When we crossed back over that same creek, I noticed tiny shooting stars (Dodecatheon clevelandii) growing next to the creek. They were so tiny that it was impossible to get a good photograph of them. If you can see three pale lavender blurs on the end of a tall red stem toward the left . . . those are them.
While I was trying to photograph the shooting stars, Boston was posing expectantly in the creek.
Then we reached the start of the trail again and discovered that Taco was missing. We spent all afternoon searching for him, and much of the evening, so I took no more pictures that day.
On Sunday morning I suddenly noticed moose horn violets (Viola lobata) all along the road. I had walked past here many times before without noticing them.
We returned to the trailhead area to search for Taco one more time. This is the trailhead. The trail went up along that diagonal log in the distance and over the ridge. Taco followed us over the ridge, but hardly any farther than that at all.
This exposed cliff was across the road from the trailhead, in the direction of our campsite. The steepness and especially the total absence of vegetation on the sides of it indicate that it didn't erode that way naturally; it was damaged by hydraulic mining during the gold rush. Hydraulic mining methods poisoned cliffsides by concentrating toxic heavy metals, and hard-rock mining further poisoned them by using arsenic or mercury to leach gold from solid rock. As a result, no plants can grow in the poisoned areas.
This dead tree was down the road, behind the campsite of the last people who saw Taco. They said he went in this general direction.
So we went the same direction. Beyond the dead tree was a pile of mine tailings, further evidence of the lingering environmental destruction wrought by the Gold Rush.

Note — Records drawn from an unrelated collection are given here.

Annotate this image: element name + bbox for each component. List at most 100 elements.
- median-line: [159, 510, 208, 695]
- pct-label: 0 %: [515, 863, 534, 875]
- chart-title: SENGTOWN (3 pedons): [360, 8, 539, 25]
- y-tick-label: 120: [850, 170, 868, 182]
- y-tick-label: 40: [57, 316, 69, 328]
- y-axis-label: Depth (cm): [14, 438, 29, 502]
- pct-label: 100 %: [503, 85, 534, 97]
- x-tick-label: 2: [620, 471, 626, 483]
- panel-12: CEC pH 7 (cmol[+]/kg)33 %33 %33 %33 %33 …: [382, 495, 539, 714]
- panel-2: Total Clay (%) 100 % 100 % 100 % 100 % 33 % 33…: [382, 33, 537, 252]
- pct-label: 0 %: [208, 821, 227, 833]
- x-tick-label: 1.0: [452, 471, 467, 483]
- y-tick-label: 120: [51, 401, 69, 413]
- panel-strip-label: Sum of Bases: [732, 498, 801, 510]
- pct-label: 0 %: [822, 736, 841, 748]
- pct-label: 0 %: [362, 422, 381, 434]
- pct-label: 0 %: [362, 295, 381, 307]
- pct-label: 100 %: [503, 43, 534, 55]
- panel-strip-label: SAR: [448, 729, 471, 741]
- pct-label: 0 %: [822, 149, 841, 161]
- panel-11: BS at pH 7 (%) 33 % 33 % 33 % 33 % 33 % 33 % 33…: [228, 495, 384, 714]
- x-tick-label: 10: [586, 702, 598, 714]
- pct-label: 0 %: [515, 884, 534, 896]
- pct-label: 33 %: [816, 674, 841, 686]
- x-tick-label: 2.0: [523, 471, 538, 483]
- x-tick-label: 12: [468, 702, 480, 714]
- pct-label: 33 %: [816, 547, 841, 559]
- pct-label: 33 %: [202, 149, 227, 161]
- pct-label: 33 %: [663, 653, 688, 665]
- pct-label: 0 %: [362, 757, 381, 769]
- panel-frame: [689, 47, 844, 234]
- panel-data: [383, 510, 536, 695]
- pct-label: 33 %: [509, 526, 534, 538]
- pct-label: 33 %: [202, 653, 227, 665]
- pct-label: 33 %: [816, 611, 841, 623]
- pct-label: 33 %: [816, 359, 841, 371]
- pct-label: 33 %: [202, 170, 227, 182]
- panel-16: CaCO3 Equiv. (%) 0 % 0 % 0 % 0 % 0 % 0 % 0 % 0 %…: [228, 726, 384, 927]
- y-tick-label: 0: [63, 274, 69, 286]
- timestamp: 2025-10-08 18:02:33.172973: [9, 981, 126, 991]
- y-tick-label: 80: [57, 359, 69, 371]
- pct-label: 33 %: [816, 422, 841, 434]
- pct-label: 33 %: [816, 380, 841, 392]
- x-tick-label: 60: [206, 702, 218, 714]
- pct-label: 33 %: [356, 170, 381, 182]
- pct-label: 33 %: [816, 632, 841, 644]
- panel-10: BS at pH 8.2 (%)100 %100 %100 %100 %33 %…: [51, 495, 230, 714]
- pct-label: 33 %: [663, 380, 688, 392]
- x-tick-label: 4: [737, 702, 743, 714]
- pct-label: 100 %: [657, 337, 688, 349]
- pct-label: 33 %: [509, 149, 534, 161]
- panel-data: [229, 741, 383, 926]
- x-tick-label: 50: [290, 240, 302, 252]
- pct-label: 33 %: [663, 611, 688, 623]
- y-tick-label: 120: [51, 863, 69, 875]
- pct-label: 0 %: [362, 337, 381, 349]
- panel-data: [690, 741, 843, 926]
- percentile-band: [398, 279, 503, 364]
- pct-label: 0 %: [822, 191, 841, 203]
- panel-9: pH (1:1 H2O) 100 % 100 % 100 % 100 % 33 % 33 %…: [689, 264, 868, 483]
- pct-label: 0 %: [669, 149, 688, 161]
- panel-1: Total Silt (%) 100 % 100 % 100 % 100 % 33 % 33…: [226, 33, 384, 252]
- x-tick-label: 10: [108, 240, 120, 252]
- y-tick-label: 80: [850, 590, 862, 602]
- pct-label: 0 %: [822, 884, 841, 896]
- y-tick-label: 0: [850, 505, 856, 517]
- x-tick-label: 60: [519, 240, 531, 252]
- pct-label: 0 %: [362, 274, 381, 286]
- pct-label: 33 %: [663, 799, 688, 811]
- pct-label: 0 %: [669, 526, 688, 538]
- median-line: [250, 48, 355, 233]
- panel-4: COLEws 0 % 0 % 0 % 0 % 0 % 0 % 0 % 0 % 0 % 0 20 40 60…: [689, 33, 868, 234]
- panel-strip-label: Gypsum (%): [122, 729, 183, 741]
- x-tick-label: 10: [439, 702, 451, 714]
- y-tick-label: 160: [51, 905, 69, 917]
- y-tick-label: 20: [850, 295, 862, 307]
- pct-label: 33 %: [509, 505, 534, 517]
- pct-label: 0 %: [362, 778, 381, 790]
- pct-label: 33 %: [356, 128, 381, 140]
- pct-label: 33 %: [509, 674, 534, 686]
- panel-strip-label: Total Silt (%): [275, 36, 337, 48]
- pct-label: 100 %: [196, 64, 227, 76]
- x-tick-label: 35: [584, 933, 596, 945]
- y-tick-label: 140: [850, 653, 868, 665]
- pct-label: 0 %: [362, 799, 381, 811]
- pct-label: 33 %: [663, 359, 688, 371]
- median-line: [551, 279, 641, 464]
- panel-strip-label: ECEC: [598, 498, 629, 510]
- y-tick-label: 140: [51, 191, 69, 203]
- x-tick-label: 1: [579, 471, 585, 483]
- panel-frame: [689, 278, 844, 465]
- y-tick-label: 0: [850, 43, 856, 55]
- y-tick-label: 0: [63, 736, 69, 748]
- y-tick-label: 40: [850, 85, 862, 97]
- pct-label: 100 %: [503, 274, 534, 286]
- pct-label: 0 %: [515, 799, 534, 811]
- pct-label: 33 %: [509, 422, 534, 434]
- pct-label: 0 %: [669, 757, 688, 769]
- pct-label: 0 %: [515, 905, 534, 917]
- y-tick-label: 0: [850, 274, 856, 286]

Beyond the mine tailings was a pond surrounded by more dead trees. An old tire was floating in the pond.
It seemed like an appropriate place to die, surrounded by so much devastation.
Somewhere around here, Taco must have walked off into the underbrush and never come out again.
The last photograph I took was of the flowers growing near where Taco disappeared. These are buckbrush flowers (Ceanothus cuneatus).